Executive compensation in the federal government spiked by more than half-a-billion dollars since 2015, according to access-to-information records obtained by the Canadian Taxpayers Federation.
From 2015 to 2022, executive compensation across federal departments and agencies rose from $1.38 billion to $1.95 billion – an increase of 41 per cent. Meanwhile, the number of federal executives grew from 7,138 to 9,371 – an increase of 31 per cent.
Inflation increased by 19.4 per cent between 2015 and 2022, according to Statistics Canada data.
The average annual compensation among federal executives also rose from $193,600 to $208,480 during that period.
“Taxpayers need help with the rising cost of living, not higher taxes to pay for more highly paid paper-pushers,” said Franco Terrazzano, CTF Federal Director. “It’s a safe bet that most Canadians struggling with grocery bills, heating bills and mortgage payments aren’t losing sleep worrying that government executives aren’t paid enough, so why is the government ballooning its c-suite?”
Table: Federal executive compensation, 2015 to 2022
Year (as of March) |
Number of executives |
Executive compensation |
2015 |
7,138 |
$1,381,987,936 |
2016 |
7,181 |
$1,406,613,900 |
2017 |
7,209 |
$1,410,973,156 |
2018 |
7,438 |
$1,460,468,760 |
2019 |
7,863 |
$1,555,972,489 |
2020 |
8,202 |
$1,692,682,269 |
2021 |
8,837 |
$1,836,893,134 |
2022 |
9,371 |
$1,953,667,640 |
The spike in federal c-suite pay follows years of underwhelming performance results across departments and agencies.

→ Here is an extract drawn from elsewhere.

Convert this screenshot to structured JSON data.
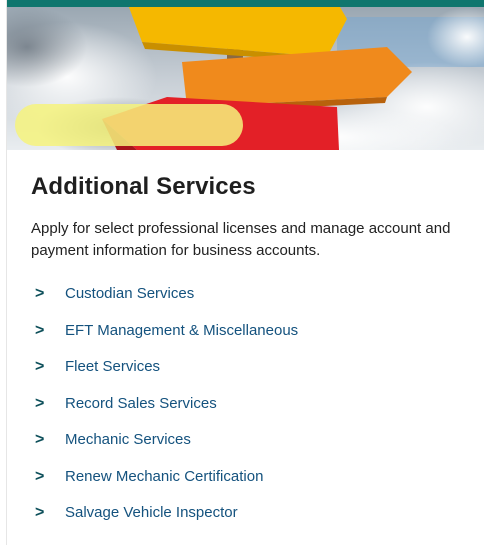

In 2022-23, federal departments hit just 50 per cent of their performance targets, according to data from the Treasury Board of Canada Secretariat. Each year from 2018 through 2021, federal departments met less than half of their performance targets.
“Less than 50 per cent of performance targets are consistently met within the same year,” according to a 2023 report from the Parliamentary Budget Officer, the government’s independent budget watchdog.
About 90 per cent of federal executives get a bonus each year, according to records obtained by the CTF. The feds handed out $202 million in bonuses in 2022, with the average bonus among executives being $18,252.
The feds handed out $1.3 billion in bonuses since 2015. The annual cost to taxpayers for federal bonuses has risen by 46 per cent during that time.
The number of employees receiving a six-figure annual salary has more than doubled under Prime Minister Justin Trudeau.
A total of 102,761 federal bureaucrats received a six-figure salary in 2022, according to access-to-information records obtained by the CTF. When Trudeau came to power in 2015, 43,424 federal bureaucrats were collecting a six-figure salary.
The feds also handed out more than 800,000 raises between 2020 and 2022. With the feds employing about 400,000 bureaucrats, that means multiple employees received more than one raise in recent years.
Under the Trudeau government, the size of the federal bureaucracy has spiked by about 40 per cent, with more than 98,000 new hires.
“In the last couple years, taxpayers have paid for tens of thousands of new bureaucrats, hundreds of thousands of pay raises and hundreds of millions in bonuses, and we’re still getting poor performance from the bureaucracy,” Terrazzano said. “Trudeau needs to take air out of the ballooning bureaucracy, and he should start by reining in the c-suite.”